In der Schule zeigt ihr Kati, eine Betreuerin, auf bunten Kärtchen, was an diesem Vormittag als Nächstes passiert. Eine verlockende Karte mit einer Banane, einem Brötchen und einem Apfel heißt: frühstücken! Doch bevor die Pause beginnt, ist Pia doch noch eingeschlafen. »Solange du die Augen zuhast, gebe ich dir nichts zu essen«, droht Kati und lacht dabei. Pias Krankheit führt dazu, dass sie nachts häufig wach ist – und dafür tagsüber schläft. Und Schule kann ja auch wirklich ganz schön anstrengend sein!
Pia hat Glück. In ihrer Schule sind alle ziemlich nett zu ihr, auch Sandra, die nach der Pause kommt. Ganz vorsichtig nimmt sie Pia auf den Schoß und zieht ihr die Schuhe aus. Sandra ist keine Lehrerin, sondern Physiotherapeutin. Sie macht mit Pia Übungen, die ihre Muskeln stärken. Während die anderen in der Klasse »Zahlenstunde« haben – heute ist die »5« dran –, hat Pia zweimal in der Woche »Therapie«. Nun liegt sie auf einer Schräge und soll sich hochstemmen, um die Muskeln zu kräftigen. Ganz fest drückt sie die Arme durch, aber die Übung fällt ihr heute schwer. Dafür ist Pia nun aber wieder hellwach.
Normalerweise dauert die Schule bis zum Nachmittag, aber freitags ist schon um zwei Uhr Schluss. Pia freut sich, denn nun holt ihr Vater sie zum Schwimmen ab. Erst geht es noch schnell nach Hause, um die Badesachen zu holen. Und dann zum Parkbad. Dort angekommen, ärgert sich Pias Vater: An der Umkleidekabine steht zwar ein Schild, dass diese für Behinderte geeignet sei. Doch in der Kabine gibt es nur einen Wickeltisch für Babys. Pia muss zwar auch eine Windel tragen, doch der Tisch ist viel zu klein, um sie darauf umzuziehen. Zum Glück sind sie und ihr Vater ein eingespieltes Team und kommen auch mit wenig Platz aus. Der rote Badeanzug, den Pia anhat, sieht sehr schick aus.
Und der Rollstuhl? Der kommt nicht mit ins Wasser. Ihr Vater trägt Pia ins Bad, aber auch das wird immer schwieriger, je größer und schwerer sie wird. Dafür ist im Wasser alles leicht: Rückwärts zieht ihr Vater Pia durch das Becken, er hält ihre Arme hoch und schaukelt sie von rechts nach links. Vorsichtig natürlich, damit Pia nicht untergluckert. Strahlend schmiegt sie den Kopf an Papas Schulter.

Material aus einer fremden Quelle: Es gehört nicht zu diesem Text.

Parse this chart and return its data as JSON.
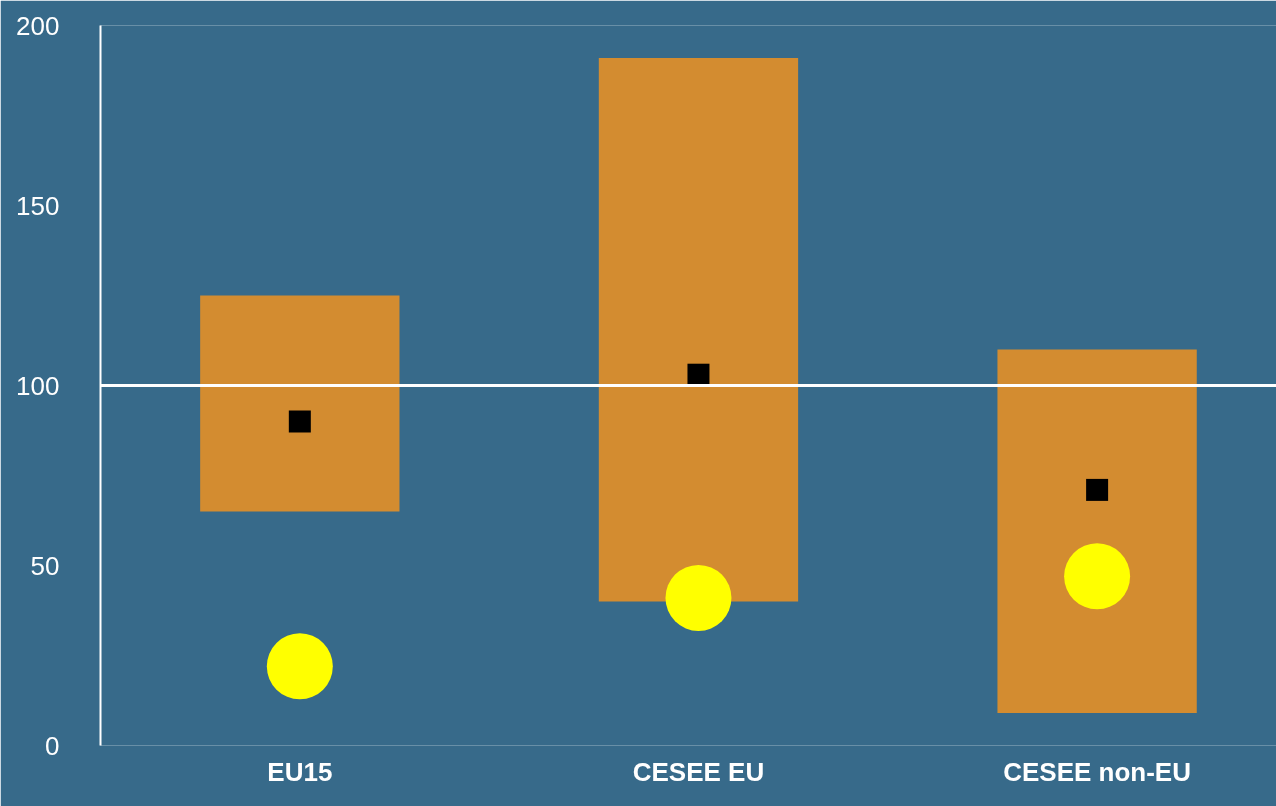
{
  "chart_data": {
    "type": "bar",
    "categories": [
      "EU15",
      "CESEE EU",
      "CESEE non-EU"
    ],
    "ylim": [
      0,
      200
    ],
    "yticks": [
      0,
      50,
      100,
      150,
      200
    ],
    "grid": false,
    "series": [
      {
        "color": "#d38c30",
        "base": [
          65,
          40,
          9
        ],
        "values": [
          60,
          151,
          101
        ]
      },
      {
        "type": "scatter",
        "marker": "square",
        "color": "#000000",
        "values": [
          90,
          103,
          71
        ]
      },
      {
        "type": "scatter",
        "marker": "circle",
        "color": "#ffff00",
        "values": [
          22,
          41,
          47
        ]
      }
    ],
    "ref_lines": [
      {
        "axis": "y",
        "value": 100,
        "color": "#ffffff"
      }
    ]
  }
}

Abends zu Hause ist auch Pias Mutter da. Sie hat gearbeitet. In den Ferien will sie mit Pia nach Ungarn fliegen, um dort ihre Eltern – Pias Oma und Opa – zu besuchen. Fliegen? Klar, das geht. »Man kann mit Pia alles machen«, sagt ihre Mutter, »es dauert nur länger.« Und der Rollstuhl muss mit!